Some people did. On Thursday, D.C. resident Alia Awadallah posted to Twitter, saying she had seen dozens of men on dating apps who had clearly been involved in the attempted insurrection.

“Is that info useful at all for law enforcement?” she wrote. She later tweeted that she was on hold with the FBI and the police and added, “Everyone get on the apps and start screenshotting.”

The FBI did not respond to questions about whether it has received dating app profiles on its tip line or if it is monitoring dating apps.

A spokesperson for Bumble says it prohibits any content encouraging illegal activity, including terrorism. The spokesperson added that Bumble has taken action on any account that has violated this policy and is removing any users confirmed to be participants in the attack on the Capitol.

In a statement, a spokesperson for Tinder said, “Our Community Guidelines do not allow any content that promotes, advocates for, or condones hatred, or violence against individuals and we remove any account associated with such activity. This includes any individuals identified as taking part in last week’s attack on the U.S. Capitol.”

Lindsay, a 33-year-old D.C. resident who is being identified by her first name because she fears professional consequences for speaking about politics, says she decided to remove most of her identifying information from Bumble, including her alma mater, upon seeing pro-Trump profiles.

She also added a disclaimer to her bio: “If you’re still part of the Trump cult, then I think you’re pathetic, and we will have nothing in common.”

Taking that action, she says, made her feel a little better. As she puts it: “I knew I was going to left-swipe all of these people and I just wanted to make sure that I got a little dig in.”

What happened at the Capitol was ‘pure White male privilege’

Lindsay says she isn’t against seeing Trump supporters on dating apps, but she is incensed by what they represented by coming to the District on Wednesday. In fact, she says, she’s dated conservative men before, but she sees those who participated in the riots differently.

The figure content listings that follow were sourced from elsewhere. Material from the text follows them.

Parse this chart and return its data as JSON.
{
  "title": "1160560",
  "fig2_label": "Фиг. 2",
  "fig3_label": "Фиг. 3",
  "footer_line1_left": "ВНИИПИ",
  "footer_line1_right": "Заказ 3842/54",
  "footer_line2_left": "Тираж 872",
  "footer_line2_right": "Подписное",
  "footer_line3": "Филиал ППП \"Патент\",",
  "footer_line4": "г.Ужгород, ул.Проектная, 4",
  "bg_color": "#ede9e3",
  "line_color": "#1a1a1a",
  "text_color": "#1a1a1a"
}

“I’m just mad that people are so blindly following someone who has no interest in anything except for his own benefit,” she says. “I think a lot of us really just are still blown away that people can’t see what’s right in front of them, and all the implications of what they’re doing.”

Cavallero says seeing the pro-Trump profiles was offensive. “They caused a lot of pain for people in my community,” she says.

On Wednesday night, D.C. officials issued a 6 p.m. curfew and Mayor Muriel E. Bowser (D) appealed to residents to stay home. “I think often people who come to D.C., they don’t think about the fact that people actually live here, they work here,” she says. The fact that rioters came to D.C., a majority-liberal city, caused destruction and then tried to find someone for sex, she says, is “audacious.”

Goodman says she didn’t hear back from Bumble when she reported some of the profiles she saw, including “Sebastian” and the man in the T-shirt. As a single woman dating in D.C., she says, the whole experience was deflating. But taking action in her own way allowed her to regain some sense of retribution, she says. She took videos and screenshots and sent them to her friends.

With rumblings of more pro-Trump demonstrations already being reignited online, D.C. residents are bracing for more potential disturbances or violence in the run-up to Inauguration Day on Jan. 20.

As Goodman puts it: “It’s just … trying to protect my female friends, you know, let them know that these people are still in town.”